互联网的基本属性是公开,但是按照上述解释,企业融资利用了互联网公开的特质却可以有非公开的一面,从而规避证券法之限制,与常识相悖。如果不为公开融资,企业通过互联网融资意义何在?毋庸置疑,企业是为了匹配更优质、更符合自己实际情况的投资者——相比私募,公开的信息匹配能为企业提供更多的投资者,节省融资成本,获得更充裕的资金来源。推断以公开为主要特征的互联网加上金融却有了非公开的一面,这个结论并不严谨。利用大数据和信息的广泛传播进行金融信息的匹配是互联网金融的核心,[12]更是典型的公开金融行为,与人数无关。(www.xing528.com)
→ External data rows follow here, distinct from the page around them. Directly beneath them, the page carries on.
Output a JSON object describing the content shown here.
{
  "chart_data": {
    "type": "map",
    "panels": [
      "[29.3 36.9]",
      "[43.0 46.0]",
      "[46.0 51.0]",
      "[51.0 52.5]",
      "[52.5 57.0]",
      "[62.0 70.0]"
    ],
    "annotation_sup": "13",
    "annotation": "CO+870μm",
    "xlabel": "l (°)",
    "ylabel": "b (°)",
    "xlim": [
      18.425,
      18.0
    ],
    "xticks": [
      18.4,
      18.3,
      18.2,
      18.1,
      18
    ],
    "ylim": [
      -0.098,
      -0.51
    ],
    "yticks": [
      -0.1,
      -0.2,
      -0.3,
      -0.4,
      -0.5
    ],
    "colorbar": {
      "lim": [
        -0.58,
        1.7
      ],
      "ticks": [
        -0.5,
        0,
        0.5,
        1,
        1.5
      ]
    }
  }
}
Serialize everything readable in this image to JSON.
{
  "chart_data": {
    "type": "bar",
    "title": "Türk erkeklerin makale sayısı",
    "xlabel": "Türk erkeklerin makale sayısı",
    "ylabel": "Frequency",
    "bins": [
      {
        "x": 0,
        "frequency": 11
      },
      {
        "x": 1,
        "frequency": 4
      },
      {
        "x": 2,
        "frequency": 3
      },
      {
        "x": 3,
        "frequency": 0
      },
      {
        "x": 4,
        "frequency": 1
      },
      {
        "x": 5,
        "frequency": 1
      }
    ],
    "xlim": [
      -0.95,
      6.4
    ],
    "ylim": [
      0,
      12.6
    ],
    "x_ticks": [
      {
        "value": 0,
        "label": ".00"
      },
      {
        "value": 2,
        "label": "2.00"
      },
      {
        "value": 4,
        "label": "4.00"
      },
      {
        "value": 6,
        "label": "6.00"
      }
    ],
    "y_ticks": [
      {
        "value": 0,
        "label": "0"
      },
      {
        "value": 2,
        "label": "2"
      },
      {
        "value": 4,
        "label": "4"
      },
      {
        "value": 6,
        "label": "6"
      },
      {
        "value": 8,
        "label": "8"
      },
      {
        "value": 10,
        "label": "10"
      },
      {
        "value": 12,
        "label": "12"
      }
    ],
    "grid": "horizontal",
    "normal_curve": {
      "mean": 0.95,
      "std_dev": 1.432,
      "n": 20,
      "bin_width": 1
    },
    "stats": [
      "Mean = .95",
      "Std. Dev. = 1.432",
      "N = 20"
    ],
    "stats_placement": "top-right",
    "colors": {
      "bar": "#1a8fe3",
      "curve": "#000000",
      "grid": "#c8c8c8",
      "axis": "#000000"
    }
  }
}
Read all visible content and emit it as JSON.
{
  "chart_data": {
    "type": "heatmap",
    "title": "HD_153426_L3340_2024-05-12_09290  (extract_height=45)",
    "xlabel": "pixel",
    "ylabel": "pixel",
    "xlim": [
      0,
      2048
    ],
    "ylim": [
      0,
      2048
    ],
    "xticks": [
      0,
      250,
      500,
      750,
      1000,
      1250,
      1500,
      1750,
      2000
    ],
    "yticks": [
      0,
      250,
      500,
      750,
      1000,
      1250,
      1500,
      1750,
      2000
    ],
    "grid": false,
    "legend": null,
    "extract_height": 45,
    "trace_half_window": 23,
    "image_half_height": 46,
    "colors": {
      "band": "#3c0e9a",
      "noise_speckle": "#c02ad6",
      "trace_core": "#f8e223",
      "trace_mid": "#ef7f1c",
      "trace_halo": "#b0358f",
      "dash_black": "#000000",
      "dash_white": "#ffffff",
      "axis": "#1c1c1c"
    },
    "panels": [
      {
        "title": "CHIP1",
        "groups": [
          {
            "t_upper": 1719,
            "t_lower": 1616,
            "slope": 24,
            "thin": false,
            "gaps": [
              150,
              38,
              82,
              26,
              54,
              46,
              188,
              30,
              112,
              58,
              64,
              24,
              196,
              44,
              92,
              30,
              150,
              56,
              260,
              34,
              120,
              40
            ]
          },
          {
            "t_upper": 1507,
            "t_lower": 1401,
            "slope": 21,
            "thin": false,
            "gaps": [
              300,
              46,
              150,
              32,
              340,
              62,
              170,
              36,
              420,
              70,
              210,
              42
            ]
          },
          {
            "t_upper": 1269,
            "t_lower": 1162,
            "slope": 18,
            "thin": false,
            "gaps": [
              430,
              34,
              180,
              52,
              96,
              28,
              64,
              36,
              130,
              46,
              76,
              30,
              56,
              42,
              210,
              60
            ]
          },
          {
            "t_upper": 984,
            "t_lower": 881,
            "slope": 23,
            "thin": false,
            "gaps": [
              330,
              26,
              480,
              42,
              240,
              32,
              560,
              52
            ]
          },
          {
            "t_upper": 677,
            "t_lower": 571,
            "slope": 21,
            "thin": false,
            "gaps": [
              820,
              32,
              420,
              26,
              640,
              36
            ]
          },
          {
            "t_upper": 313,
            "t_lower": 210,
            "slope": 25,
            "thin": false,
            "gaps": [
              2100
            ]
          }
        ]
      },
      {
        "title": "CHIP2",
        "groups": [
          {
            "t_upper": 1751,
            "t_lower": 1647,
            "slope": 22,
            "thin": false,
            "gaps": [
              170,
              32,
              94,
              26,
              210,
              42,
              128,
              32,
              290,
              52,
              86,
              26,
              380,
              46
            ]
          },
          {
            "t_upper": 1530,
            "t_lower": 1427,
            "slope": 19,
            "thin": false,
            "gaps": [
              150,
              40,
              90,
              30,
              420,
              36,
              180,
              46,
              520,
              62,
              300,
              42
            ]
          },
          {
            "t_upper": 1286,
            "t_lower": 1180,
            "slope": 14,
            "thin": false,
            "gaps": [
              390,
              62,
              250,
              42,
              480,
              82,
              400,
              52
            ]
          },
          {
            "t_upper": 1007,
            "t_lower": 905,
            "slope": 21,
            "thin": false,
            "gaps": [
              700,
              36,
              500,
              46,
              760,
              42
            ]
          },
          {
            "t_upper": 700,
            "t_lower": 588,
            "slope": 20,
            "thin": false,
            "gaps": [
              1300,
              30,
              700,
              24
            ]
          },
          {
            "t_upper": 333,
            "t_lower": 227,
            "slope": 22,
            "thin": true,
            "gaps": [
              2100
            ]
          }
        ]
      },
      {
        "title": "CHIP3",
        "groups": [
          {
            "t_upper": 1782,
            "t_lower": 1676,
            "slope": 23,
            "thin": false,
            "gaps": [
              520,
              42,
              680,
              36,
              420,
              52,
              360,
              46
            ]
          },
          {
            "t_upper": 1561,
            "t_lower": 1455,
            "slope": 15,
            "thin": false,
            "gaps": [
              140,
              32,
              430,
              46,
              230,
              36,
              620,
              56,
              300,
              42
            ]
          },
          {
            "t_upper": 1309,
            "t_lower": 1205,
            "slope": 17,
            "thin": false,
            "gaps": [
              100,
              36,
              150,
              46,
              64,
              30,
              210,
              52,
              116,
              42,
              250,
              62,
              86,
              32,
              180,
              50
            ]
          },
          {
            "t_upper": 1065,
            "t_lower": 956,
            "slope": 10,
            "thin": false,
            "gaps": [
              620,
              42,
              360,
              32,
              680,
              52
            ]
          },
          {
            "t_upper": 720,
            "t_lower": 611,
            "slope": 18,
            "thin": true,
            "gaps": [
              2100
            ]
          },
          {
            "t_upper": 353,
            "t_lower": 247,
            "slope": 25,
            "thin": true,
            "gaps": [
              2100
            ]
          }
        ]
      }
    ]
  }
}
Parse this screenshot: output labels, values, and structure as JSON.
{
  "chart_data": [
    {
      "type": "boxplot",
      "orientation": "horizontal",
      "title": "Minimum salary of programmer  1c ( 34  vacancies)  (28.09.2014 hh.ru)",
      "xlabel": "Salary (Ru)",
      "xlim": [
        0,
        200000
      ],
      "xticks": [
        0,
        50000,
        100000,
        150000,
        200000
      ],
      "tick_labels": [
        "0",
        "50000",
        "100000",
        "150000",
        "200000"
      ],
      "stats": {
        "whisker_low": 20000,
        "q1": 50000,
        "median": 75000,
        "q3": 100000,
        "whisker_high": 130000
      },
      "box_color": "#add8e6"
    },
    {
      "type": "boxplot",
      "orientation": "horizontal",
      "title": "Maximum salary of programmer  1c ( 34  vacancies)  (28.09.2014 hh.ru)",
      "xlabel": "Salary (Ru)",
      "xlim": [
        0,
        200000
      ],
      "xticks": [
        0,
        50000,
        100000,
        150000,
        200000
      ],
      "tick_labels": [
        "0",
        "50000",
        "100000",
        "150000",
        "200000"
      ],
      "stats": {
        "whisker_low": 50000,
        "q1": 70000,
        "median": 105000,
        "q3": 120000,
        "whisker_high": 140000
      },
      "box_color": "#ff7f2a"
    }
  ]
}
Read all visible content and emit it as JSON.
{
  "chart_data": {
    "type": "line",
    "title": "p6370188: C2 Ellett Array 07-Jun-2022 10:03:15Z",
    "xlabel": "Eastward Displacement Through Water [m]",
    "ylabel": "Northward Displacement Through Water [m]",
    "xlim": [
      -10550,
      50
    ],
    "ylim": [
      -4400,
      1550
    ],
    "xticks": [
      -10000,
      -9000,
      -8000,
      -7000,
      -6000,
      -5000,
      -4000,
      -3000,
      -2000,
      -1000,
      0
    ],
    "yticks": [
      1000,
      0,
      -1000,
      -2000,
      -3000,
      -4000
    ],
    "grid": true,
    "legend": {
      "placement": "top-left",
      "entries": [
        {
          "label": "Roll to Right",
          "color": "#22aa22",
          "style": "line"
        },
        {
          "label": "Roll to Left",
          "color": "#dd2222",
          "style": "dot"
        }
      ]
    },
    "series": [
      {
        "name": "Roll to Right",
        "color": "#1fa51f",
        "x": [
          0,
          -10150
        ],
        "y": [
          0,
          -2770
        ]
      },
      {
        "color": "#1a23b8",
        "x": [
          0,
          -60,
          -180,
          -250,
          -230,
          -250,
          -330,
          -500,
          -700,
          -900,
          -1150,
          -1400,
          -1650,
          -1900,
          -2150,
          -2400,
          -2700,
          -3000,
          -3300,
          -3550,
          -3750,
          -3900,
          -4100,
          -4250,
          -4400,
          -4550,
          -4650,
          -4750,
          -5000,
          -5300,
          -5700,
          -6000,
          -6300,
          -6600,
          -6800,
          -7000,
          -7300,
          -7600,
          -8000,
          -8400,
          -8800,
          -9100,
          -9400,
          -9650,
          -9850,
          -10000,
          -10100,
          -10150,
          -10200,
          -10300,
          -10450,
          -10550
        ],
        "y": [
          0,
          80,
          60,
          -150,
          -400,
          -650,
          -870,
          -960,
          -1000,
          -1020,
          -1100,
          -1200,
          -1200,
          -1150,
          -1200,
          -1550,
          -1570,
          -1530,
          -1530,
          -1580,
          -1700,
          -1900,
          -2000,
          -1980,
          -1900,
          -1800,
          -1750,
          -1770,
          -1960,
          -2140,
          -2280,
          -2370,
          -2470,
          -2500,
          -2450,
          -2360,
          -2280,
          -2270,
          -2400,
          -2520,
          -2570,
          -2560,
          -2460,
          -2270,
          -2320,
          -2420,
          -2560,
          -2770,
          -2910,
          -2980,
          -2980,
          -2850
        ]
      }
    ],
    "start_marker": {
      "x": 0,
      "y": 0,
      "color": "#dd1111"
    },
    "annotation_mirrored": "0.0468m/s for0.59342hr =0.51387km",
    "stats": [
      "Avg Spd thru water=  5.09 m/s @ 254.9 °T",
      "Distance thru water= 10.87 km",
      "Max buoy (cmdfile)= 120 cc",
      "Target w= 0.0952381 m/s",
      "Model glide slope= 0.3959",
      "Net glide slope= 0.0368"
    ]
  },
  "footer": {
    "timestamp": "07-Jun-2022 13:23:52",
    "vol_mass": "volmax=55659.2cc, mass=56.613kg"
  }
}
《证券法》将向特定对象发行证券累计超过200人的行为视为公开发行,仅仅是其定义的“公开”的一种,而实践中人们往往忽略“向不特定对象发行证券”本身就已经与非公开发行的本质相悖。“人数少”和“对象特定”并不当然对等。信用风险是金融商品投资者收益的来源,该风险是否可以被熟人社会的交易规则所化解是区分金融行为是否需要特殊监管的重要因素。[13]面向不特定公众的金融活动由于风险分散、涉及面广、传染性强的特点,无法由以相对性为特征的《中华人民共和国合同法》有效调整,因此需要金融法规的特别规制。但究其本质,《证券法》中“向不特定对象发行证券”的规定对有限公司、合伙企业的适用之争议,仍起因于法律未将投资性权益列为证券之类型,以至有限公司、合伙企业可否适用《证券法》尚无定论。
(3)未明确众筹平台的法律定位。证券市场的参与主体包括证券发行人、投资者、中介服务机构、监管机构和自律性组织,《证券法(草案三)》引入了互联网平台发行豁免制度,但未将互联网平台以法律条文的形式归于任何一类法律主体。虽然新《证券法》第160条增加了“信息技术系统服务”作为证券服务机构的一种新类型,但根据《证券基金经营机构信息技术管理办法》,该机构类型主要指为证券经营机构、服务机构提供技术支持和技术管理的机构,并不包括提供信息匹配服务的众筹平台。
截至目前,我国对股权众筹平台的定位还未有法律层面的规定。没有清晰的法律地位,会导致我国股权众筹平台存在立法和监管上的障碍。